Britain appeared too small a feature on their radar to evoke such extremes, but for one thing: football. For what it is worth as sociological evidence, the course that I offered on British national identity since the Second World War attracted just nine students.

My football course was four times the size and could have been double that again.

Perhaps I just wasn’t concentrating, but over a few days spent in Manhattan and Brooklyn I failed to see a single Mets or Yankees shirt but I saw a lot of Chelsea and Manchester City tops.

But then the combined television audience in the US for the final day of the English Premier League (EPL) in 2014 was larger than the UK audience.

I’m not suggesting that football is the only way America engages with Britain—our mutual security services and military industrial complexes have a lot to talk about—but it is a rare popular bridgehead.

The popularity of English football is, I think, a function of the much wider rise of football as a recreational sport, commercial spectacle and popular culture in the United States, yet the EPL is not the only game in town; there are, amongst America’s many soccer cultures, devotees of La Liga and Serie A and diasporic support for teams in the Mexican Liga.

However, measured by the value of TV rights if nothing else, the EPL reigns supreme among American cosmopolitan football fans.

Why? In part it must be a matter of language and a long established if little known presence of English football fans left over from the days of the North American Soccer League (NASL).

In part it is because the spectacle is tremendously good.

Now the richest league in the world and blessed with an extraordinary roster of global talent, the EPL also offers a style of play—a seemingly relentless end-to-end intensity—that the more measured Mediterranean leagues cannot match. In contrast to the almost invariably half empty stadiums of Spain and Italy, the EPL delivers loud full houses on almost every occasion.

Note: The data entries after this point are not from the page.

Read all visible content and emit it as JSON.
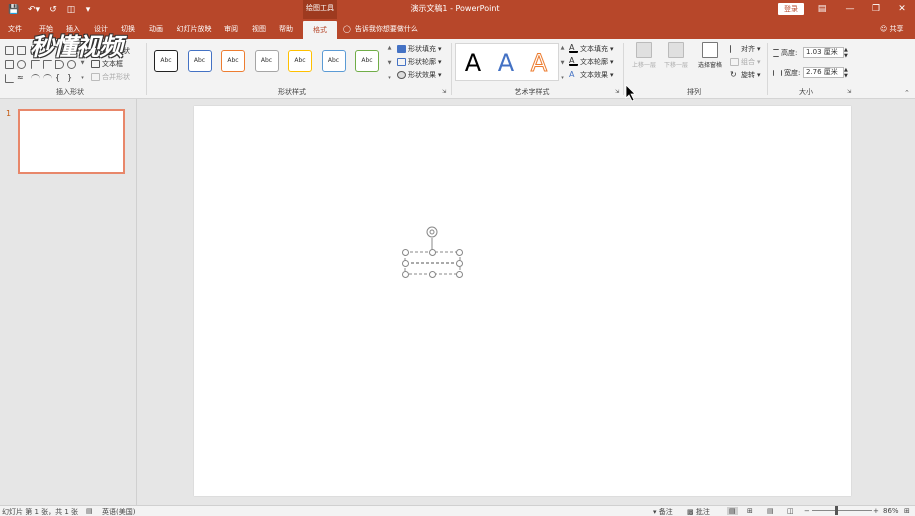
{
  "app": {
    "doc_title": "演示文稿1 - PowerPoint",
    "tool_tab_group": "绘图工具",
    "login": "登录",
    "share": "共享",
    "tell_me": "告诉我你想要做什么",
    "watermark": "秒懂视频"
  },
  "tabs": [
    {
      "label": "文件"
    },
    {
      "label": "开始"
    },
    {
      "label": "插入"
    },
    {
      "label": "设计"
    },
    {
      "label": "切换"
    },
    {
      "label": "动画"
    },
    {
      "label": "幻灯片放映"
    },
    {
      "label": "审阅"
    },
    {
      "label": "视图"
    },
    {
      "label": "帮助"
    },
    {
      "label": "格式",
      "active": true
    }
  ],
  "ribbon": {
    "insert_shapes": {
      "label": "插入形状",
      "edit_shape": "编辑形状",
      "text_box": "文本框",
      "merge_shapes": "合并形状"
    },
    "shape_styles": {
      "label": "形状样式",
      "style_samples": [
        "Abc",
        "Abc",
        "Abc",
        "Abc",
        "Abc",
        "Abc",
        "Abc"
      ],
      "style_colors": [
        "#222222",
        "#4472c4",
        "#ed7d31",
        "#a5a5a5",
        "#ffc000",
        "#5b9bd5",
        "#70ad47"
      ],
      "fill": "形状填充",
      "outline": "形状轮廓",
      "effects": "形状效果"
    },
    "wordart": {
      "label": "艺术字样式",
      "samples": [
        "A",
        "A",
        "A"
      ],
      "sample_colors": [
        "#000000",
        "#4472c4",
        "#f4b183"
      ],
      "text_fill": "文本填充",
      "text_outline": "文本轮廓",
      "text_effects": "文本效果"
    },
    "arrange": {
      "label": "排列",
      "bring_forward": "上移一层",
      "send_backward": "下移一层",
      "selection_pane": "选择窗格",
      "align": "对齐",
      "group": "组合",
      "rotate": "旋转"
    },
    "size": {
      "label": "大小",
      "height_label": "高度:",
      "height_value": "1.03 厘米",
      "width_label": "宽度:",
      "width_value": "2.76 厘米"
    }
  },
  "slides_pane": {
    "slide_number": "1"
  },
  "status": {
    "slide_info": "幻灯片 第 1 张，共 1 张",
    "language": "英语(美国)",
    "notes": "备注",
    "comments": "批注",
    "zoom": "86%"
  }
}
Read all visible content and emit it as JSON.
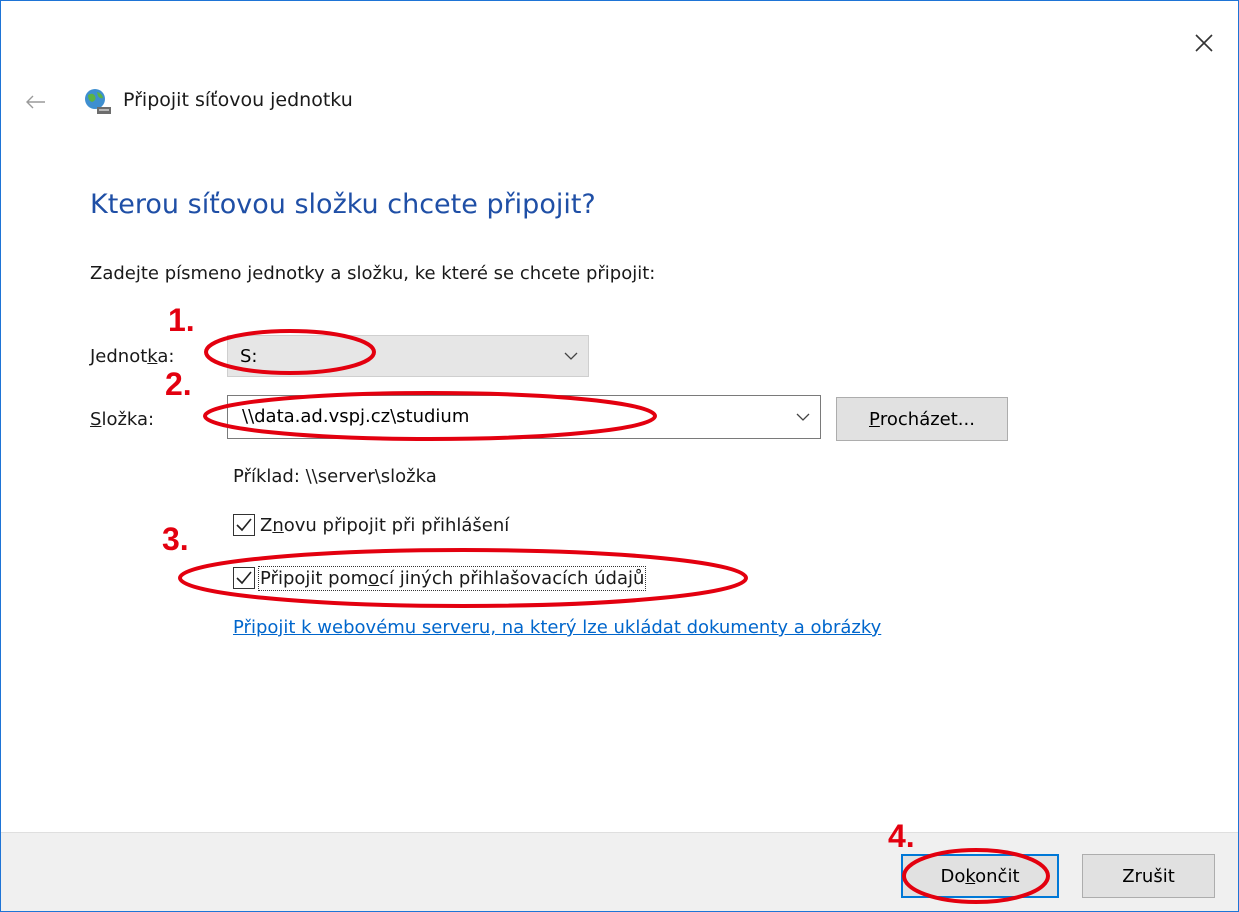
{
  "window": {
    "title": "Připojit síťovou jednotku",
    "close_glyph": "✕"
  },
  "content": {
    "heading": "Kterou síťovou složku chcete připojit?",
    "instruction": "Zadejte písmeno jednotky a složku, ke které se chcete připojit:",
    "drive": {
      "label_pre": "Jednot",
      "label_key": "k",
      "label_post": "a:",
      "value": "S:"
    },
    "folder": {
      "label_key": "S",
      "label_post": "ložka:",
      "value": "\\\\data.ad.vspj.cz\\studium"
    },
    "browse": {
      "key": "P",
      "post": "rocházet..."
    },
    "example": "Příklad: \\\\server\\složka",
    "reconnect": {
      "checked": true,
      "pre": "Z",
      "key": "n",
      "post": "ovu připojit při přihlášení"
    },
    "other_credentials": {
      "checked": true,
      "pre": "Připojit pom",
      "key": "o",
      "post": "cí jiných přihlašovacích údajů"
    },
    "link": "Připojit k webovému serveru, na který lze ukládat dokumenty a obrázky"
  },
  "footer": {
    "finish": {
      "pre": "Do",
      "key": "k",
      "post": "ončit"
    },
    "cancel": "Zrušit"
  },
  "annotations": [
    "1.",
    "2.",
    "3.",
    "4."
  ],
  "colors": {
    "accent": "#0078d7",
    "heading": "#1f4fa6",
    "link": "#0066cc",
    "annotation": "#e3000f"
  }
}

The UEFA Champions’ League is perhaps the most favored foreign football of all, but you cannot lose your heart to a tournament or love a football confederation, for that you need a football club.

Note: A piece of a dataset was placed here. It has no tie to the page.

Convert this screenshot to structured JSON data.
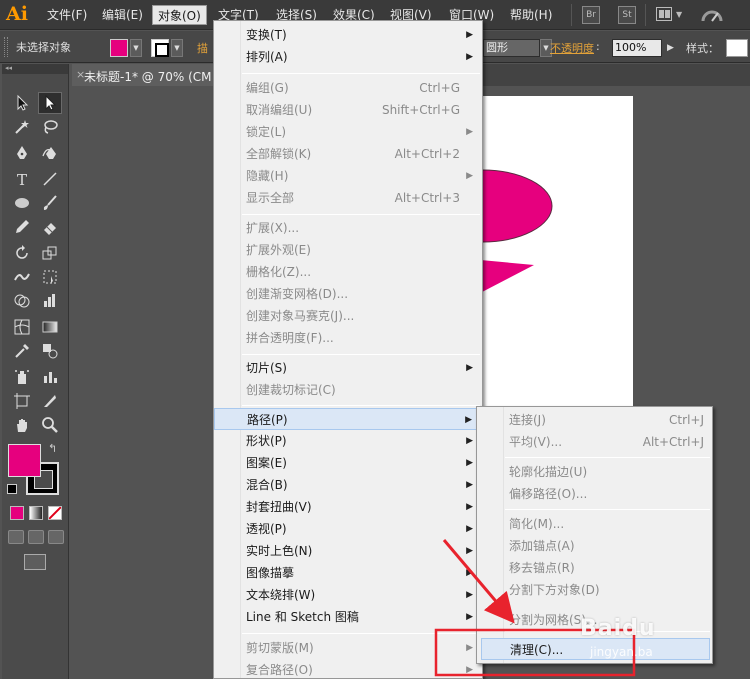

Every one of my students had their English football club and all the strange and serendipitous reasons that people acquire them; family connections, time spent in Britain, a club that felt in some way like the baseball or basketball franchise they supported in the States, because they were winners, because they weren’t winners, liked the uniform, liked a player and got hooked on the club, etc.

I imagine that most if not all American readers of this book will have a similar tale to tell.

But by whatever route you have arrived in English football and whatever your intentions, you have stumbled across the most extraordinary prism for understanding England and Britain.

I apologize in advance for the use of the first person plural in this book.

I wrote it in my head as a direct address to England and English football.

It is not intended to be exclusionary and recognize that in our post-modern global world, the nature of “we” is always shifting, communities of fate cut across national boundaries.

Perhaps then it is better to read “we” in this book as those who consider English football more than a mere commodity and spectacle for a disengaged global audience, but who think that its values and its pleasures grow out of an old, deeply rooted and richly textured sporting culture that is unmistakably, idiosyncratically English.

The “we” are those who believe that a cosmopolitan outlook is predicated on respect for the local, and that is not a matter of citizenship or location.

These are surely the dispositions and attitudes that a global cosmopolitan culture requires in profusion.

Making these notions the common sense of the global order is an inconceivably hard task, but that we might achieve a fragment of this from our engagement with football is our good fortune.